Hier ist auch besonders die prägnante Formulierung im StVO-Kommentar Schurig  zu 2.3 Bußgeldbehörde anzuführen, hier heißt es zum „Opportunitätsprinzip“: Hieraus folgt, dass die Polizei (Bußgeldbehörde) auch einmal „ein Auge zudrücken“ darf. Da beide Augen nur der „Leichenbestatter“ zudrücken darf, muss das Opportunitätsprinz aus Gründen der Gleichbehandlung aller Verkehrsteilnehmer und damit der Vorhersehbarkeit und Berechenbarkeit staatlichen Handelns auf begründbare Einzelfälle beschränkt bleiben (BayObLG VerkMitt 2019 Nr. 57. Wir haben auch hier in Remseck angemahnt, dass der Vollzugsdienst auch verkehrswidriges Verhalten von Radfahrenden ggü. Fußgänger rügt und sanktioniert, wir sind der Überzeugung, dass dies das bessere Mittel zum Zweck wäre, als wohlfeile Sprüche, nämlich: Für mehr Sicherheit im Verkehr!
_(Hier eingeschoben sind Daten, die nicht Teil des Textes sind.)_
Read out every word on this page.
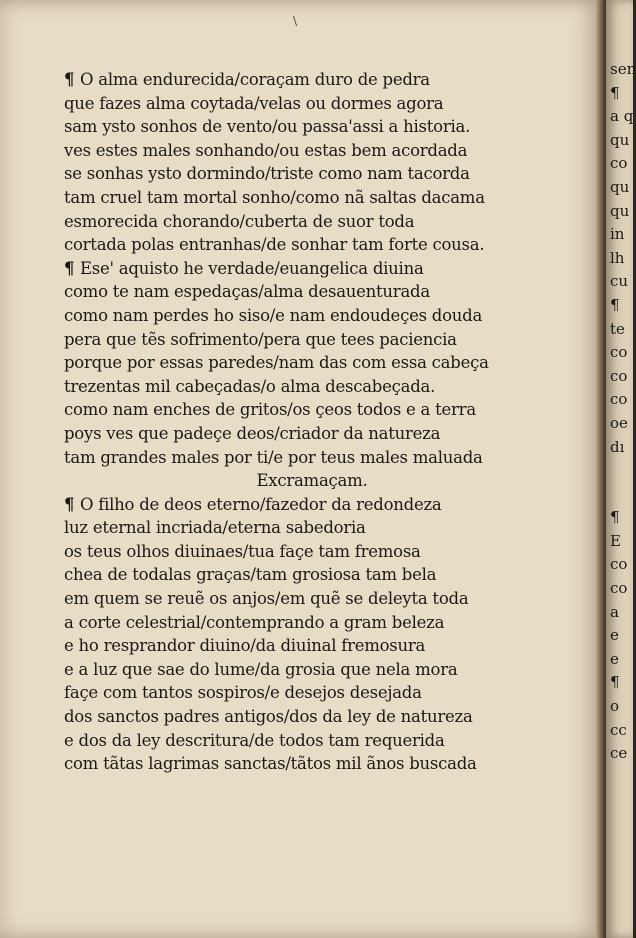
\
¶ O alma endurecida/coraçam duro de pedra
que fazes alma coytada/velas ou dormes agora
sam ysto sonhos de vento/ou passa'assi a historia.
ves estes males sonhando/ou estas bem acordada
se sonhas ysto dormindo/triste como nam tacorda
tam cruel tam mortal sonho/como nã saltas dacama
esmorecida chorando/cuberta de suor toda
cortada polas entranhas/de sonhar tam forte cousa.
¶ Ese' aquisto he verdade/euangelica diuina
como te nam espedaças/alma desauenturada
como nam perdes ho siso/e nam endoudeçes douda
pera que tẽs sofrimento/pera que tees paciencia
porque por essas paredes/nam das com essa cabeça
trezentas mil cabeçadas/o alma descabeçada.
como nam enches de gritos/os çeos todos e a terra
poys ves que padeçe deos/criador da natureza
tam grandes males por ti/e por teus males maluada
Excramaçam.
¶ O filho de deos eterno/fazedor da redondeza
luz eternal incriada/eterna sabedoria
os teus olhos diuinaes/tua façe tam fremosa
chea de todalas graças/tam grosiosa tam bela
em quem se reuẽ os anjos/em quẽ se deleyta toda
a corte celestrial/contemprando a gram beleza
e ho resprandor diuino/da diuinal fremosura
e a luz que sae do lume/da grosia que nela mora
façe com tantos sospiros/e desejos desejada
dos sanctos padres antigos/dos da ley de natureza
e dos da ley descritura/de todos tam requerida
com tãtas lagrimas sanctas/tãtos mil ãnos buscada
sen
¶
a q
qu
co
qu
qu
in
lh
cu
¶
te
co
co
co
oe
dı
¶
E
co
co
a
e
e
¶
o
cc
ce
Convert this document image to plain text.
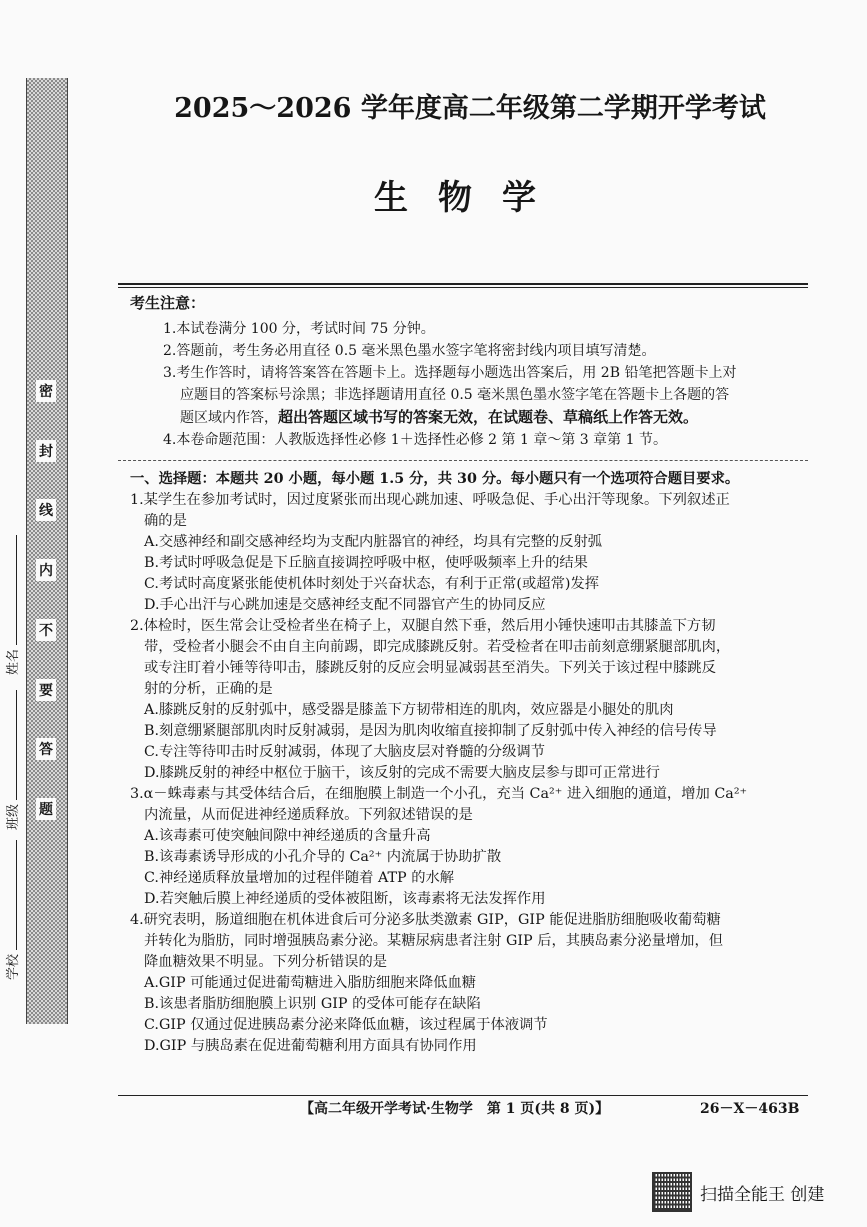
密
封
线
内
不
要
答
题
学校
班级
姓名
2025～2026 学年度高二年级第二学期开学考试
生物学
考生注意：

1.本试卷满分 100 分，考试时间 75 分钟。

2.答题前，考生务必用直径 0.5 毫米黑色墨水签字笔将密封线内项目填写清楚。

3.考生作答时，请将答案答在答题卡上。选择题每小题选出答案后，用 2B 铅笔把答题卡上对

应题目的答案标号涂黑；非选择题请用直径 0.5 毫米黑色墨水签字笔在答题卡上各题的答

题区域内作答，超出答题区域书写的答案无效，在试题卷、草稿纸上作答无效。

4.本卷命题范围：人教版选择性必修 1＋选择性必修 2 第 1 章～第 3 章第 1 节。

一、选择题：本题共 20 小题，每小题 1.5 分，共 30 分。每小题只有一个选项符合题目要求。

1.某学生在参加考试时，因过度紧张而出现心跳加速、呼吸急促、手心出汗等现象。下列叙述正

确的是

A.交感神经和副交感神经均为支配内脏器官的神经，均具有完整的反射弧

B.考试时呼吸急促是下丘脑直接调控呼吸中枢，使呼吸频率上升的结果

C.考试时高度紧张能使机体时刻处于兴奋状态，有利于正常(或超常)发挥

D.手心出汗与心跳加速是交感神经支配不同器官产生的协同反应

2.体检时，医生常会让受检者坐在椅子上，双腿自然下垂，然后用小锤快速叩击其膝盖下方韧

带，受检者小腿会不由自主向前踢，即完成膝跳反射。若受检者在叩击前刻意绷紧腿部肌肉，

或专注盯着小锤等待叩击，膝跳反射的反应会明显减弱甚至消失。下列关于该过程中膝跳反

射的分析，正确的是

A.膝跳反射的反射弧中，感受器是膝盖下方韧带相连的肌肉，效应器是小腿处的肌肉

B.刻意绷紧腿部肌肉时反射减弱，是因为肌肉收缩直接抑制了反射弧中传入神经的信号传导

C.专注等待叩击时反射减弱，体现了大脑皮层对脊髓的分级调节

D.膝跳反射的神经中枢位于脑干，该反射的完成不需要大脑皮层参与即可正常进行

3.α－蛛毒素与其受体结合后，在细胞膜上制造一个小孔，充当 Ca²⁺ 进入细胞的通道，增加 Ca²⁺

内流量，从而促进神经递质释放。下列叙述错误的是

A.该毒素可使突触间隙中神经递质的含量升高

B.该毒素诱导形成的小孔介导的 Ca²⁺ 内流属于协助扩散

C.神经递质释放量增加的过程伴随着 ATP 的水解

D.若突触后膜上神经递质的受体被阻断，该毒素将无法发挥作用

4.研究表明，肠道细胞在机体进食后可分泌多肽类激素 GIP，GIP 能促进脂肪细胞吸收葡萄糖

并转化为脂肪，同时增强胰岛素分泌。某糖尿病患者注射 GIP 后，其胰岛素分泌量增加，但

降血糖效果不明显。下列分析错误的是

A.GIP 可能通过促进葡萄糖进入脂肪细胞来降低血糖

B.该患者脂肪细胞膜上识别 GIP 的受体可能存在缺陷

C.GIP 仅通过促进胰岛素分泌来降低血糖，该过程属于体液调节

D.GIP 与胰岛素在促进葡萄糖利用方面具有协同作用

【高二年级开学考试·生物学　第 1 页(共 8 页)】	26－X－463B
扫描全能王 创建
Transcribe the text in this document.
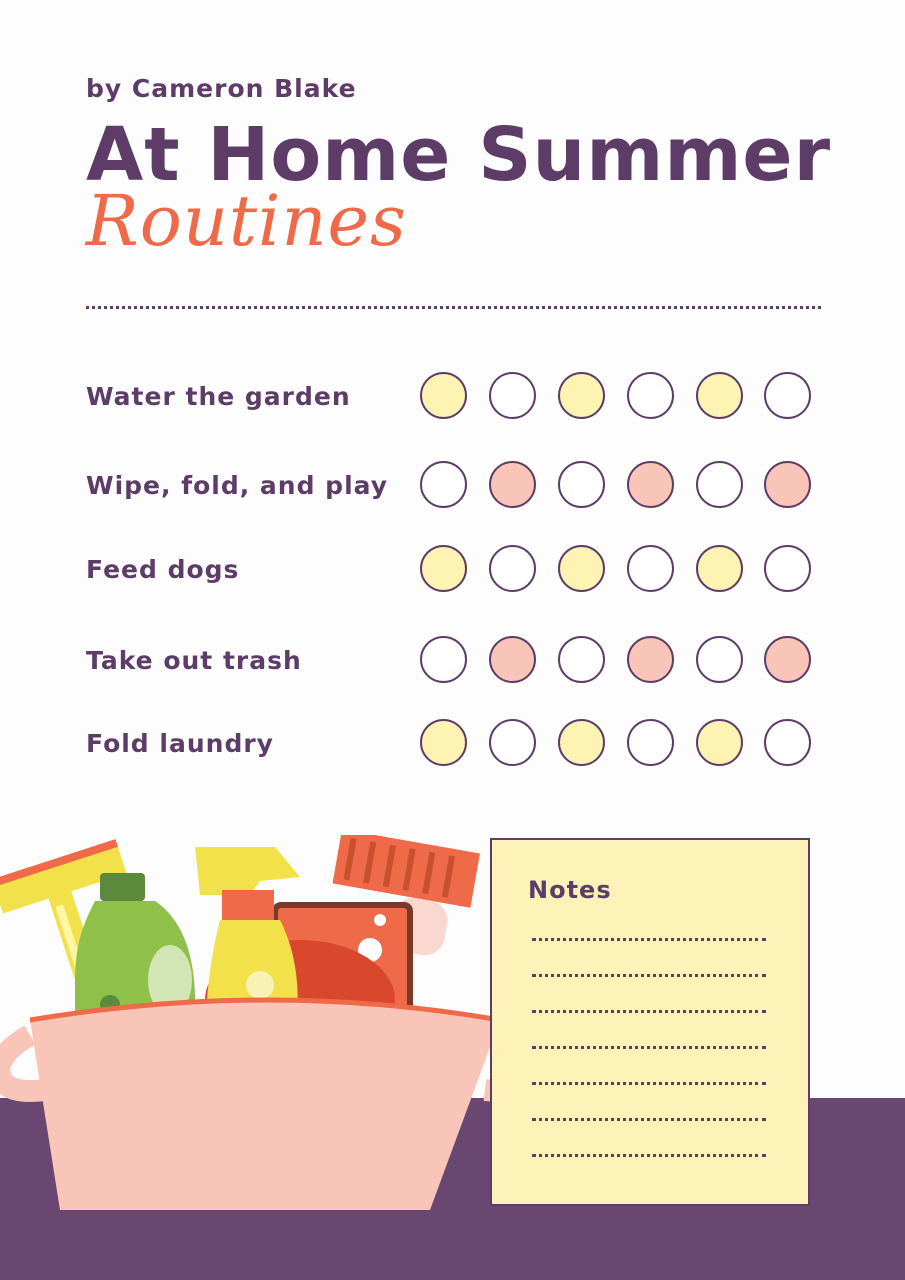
by Cameron Blake
At Home Summer
Routines
Water the garden
Wipe, fold, and play
Feed dogs
Take out trash
Fold laundry
Notes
Dann ein Veranstaltungshinweis: Der 1. Mobilitätstag „REMSECK ist MOBIL“ findet am Freitag, den 27. Mai 2022 zwischen 15:00 Uhr und 19:00 Uhr statt. Wenn alles klappt sind wir auch dabei, mit einem Verkehrsquiz mit tollen Preisen, mit „Käsfüßen“ zu knuspern, mit einem FUSS-Kummerkasten, einem Wanderkarten und –bücherflohmarkt und vielen weiteren Infos zum FUSS e.V., zum Spazieren und Wandern in Stadt und Land. Wir freuen uns, wenn Sie unseren Infostand besuchen; für alle Fragen rund um das Zu-Fuß-Gehen stehen wir gerne bereit!